What or who helped you shape the woman you are today?
My Father is my role model, he has always been behind every achievement I make.
Since I was a child, I like to be challenged, I have participated in a variety of activities, one of them was a program that used to be presented in Tele-Liban, the Big challenge, in which I ended up in second place among Lebanon. Furthermore, my father is a math Professor, who raised us to be unique, to make a change and leave our own fingerprint in everything we do.
He is both, my role model and my mentor. The challenges that I encountered in my personal and professional life, made me who I am today. I don’t like to lose; I love to be challenged and I will make it happen.
What were the challenges you have faced, and how did you deal with them?
The challenges started since I joined the engineering school at the Lebanese university, many family members opposed the idea of a girl in engineering, but my father was there to support and to guide me to pursue whatever I want. At College, we were only 2 girls out of 20 students in the class, so maintaining a high ranking in the class was difficult, but I was first in my class for several semesters.

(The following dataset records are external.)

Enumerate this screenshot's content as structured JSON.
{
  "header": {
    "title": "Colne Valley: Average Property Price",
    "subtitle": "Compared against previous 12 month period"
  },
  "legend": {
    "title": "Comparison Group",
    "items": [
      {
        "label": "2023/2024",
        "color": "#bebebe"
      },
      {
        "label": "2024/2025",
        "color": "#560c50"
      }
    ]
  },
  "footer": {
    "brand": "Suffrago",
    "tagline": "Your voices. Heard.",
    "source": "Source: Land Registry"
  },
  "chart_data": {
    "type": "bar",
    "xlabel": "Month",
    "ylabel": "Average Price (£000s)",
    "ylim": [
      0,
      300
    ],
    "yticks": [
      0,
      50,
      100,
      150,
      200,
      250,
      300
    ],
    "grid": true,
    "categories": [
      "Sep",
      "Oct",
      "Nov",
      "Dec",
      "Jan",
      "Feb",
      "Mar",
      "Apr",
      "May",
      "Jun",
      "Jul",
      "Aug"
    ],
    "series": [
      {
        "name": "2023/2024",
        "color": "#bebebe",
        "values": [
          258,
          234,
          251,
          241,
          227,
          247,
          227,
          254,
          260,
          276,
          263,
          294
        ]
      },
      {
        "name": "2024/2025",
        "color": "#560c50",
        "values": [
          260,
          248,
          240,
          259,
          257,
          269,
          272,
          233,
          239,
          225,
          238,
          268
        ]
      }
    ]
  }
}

When I first started my career, I faced lots of challenges, including being a woman in male-dominated field, working abroad, and having no one to support me and rely on. I had to do it all by myself, to work, to learn, to develop myself, to be a role model for my peers, to inspire and to empower other women.
Being a research scientist in the field of Nanotechnology for photovoltaic applications, was a major challenge, using large machines such as pulsed laser deposition, Scanning electron microscopes and Transport Electron Microscopes were difficult and very risky, so safety precautions were necessary. Finally, I was able to file a patent, granted in USA, UK and Europe.
Being the first Dean of Scientific Research at the University for the 2 campuses (male and Female) was another significant challenge regarding introducing a culture of research and the resistance of people to change as well as dealing with women. I had to work hard and in a very professional way to establish a research environment and contribute to the university’s transition from a teaching-based to a teaching-and-research-based model.
You have extensive experience in a variety of fields; where do you find yourself the most?
As a research scientist, this is where I find myself, where I feel I can play with materials to give new results, to make a difference in the scientific community, to discover new findings and transfer them to the industry through technology transfer.
Through applied research and technology transfer, I can contribute to improve the economy and serve the community, specifically when it is industry driven.
What is the importance of your eco-green Solar Cell project?
This project has been patented in USA, UK and Europe.
It is about using nanotechnology, and Eco green material at low manufacturing cost, while increasing the efficiency of the fabricated Solar Cell.
The Idea is to convert all Glass windows into Solar cells, and also Flexible materials such as paper, plastic, and others also into solar cell.
Where do you see the future of women in the Arab region, years from now?
I believe it is very promising, especially that we have new role models to inspire the new generations.
Which advice would you give to all the women in the middle east, pursuing their dreams?
Women can lead and make a significant difference. To achieve this, they just need to believe in themselves, set their goals, draw a roadmap to achieve them, and overcome all the challenges.
Be unique and different, don’t copy the others, leave your own fingerprint in everything you do. The sky is the limit.
Tell us more about your experience in the Global Council for Tolerance and Peace.
From a community service perspective, I am a member of different international associations of which senior member of IEEE, MRS, ECS, ACS, SPIE, IET, AUTM, AASBC, and AAAS member. Furthermore, I am the Vice president for scientific and academic affairs of the Global Council for Tolerance and Peace, as well as the president’s advisor regarding the General Assembly for Tolerance and Peace. I have been with the council since its establishment, where I contributed to the development of the master of Arts Program in Tolerance studies and Global Peace, editing books such as “ Paths to a culture of Tolerance and Peace” and organizing many academic events promoting tolerance and Peace.
It is a wonderful experience in which I feel I am actually contributing and serving our society by promoting values of Tolerance and Peace through real activities and the most important one is the education.
Which piece of legislation would you introduce to support global sustainability?
I would love to introduce regulations regarding Science and Technology in support to global sustainability, focusing on applied and disruptive research that have an economic impact and can then be transferred to the industry. Research Driven by the community and the society, solving the world’s real problems, with applicable solutions will open the floor for entrepreneurs to transfer those ideas to the industry by opening new startups and spinoffs, allowing them to contribute to the economy and serve the community.
I believe that Science, Technology, Engineering and Mathematics (STEM) fields are catalysts for the achievement of the 2030 Agenda for Sustainable Development.
What’s next for Dr. Basma ELZein?
I want to contribute at the international level, perhaps through the UN or UNESCO, I working on my research so that in the hopes of one day receiving a Nobel Prize.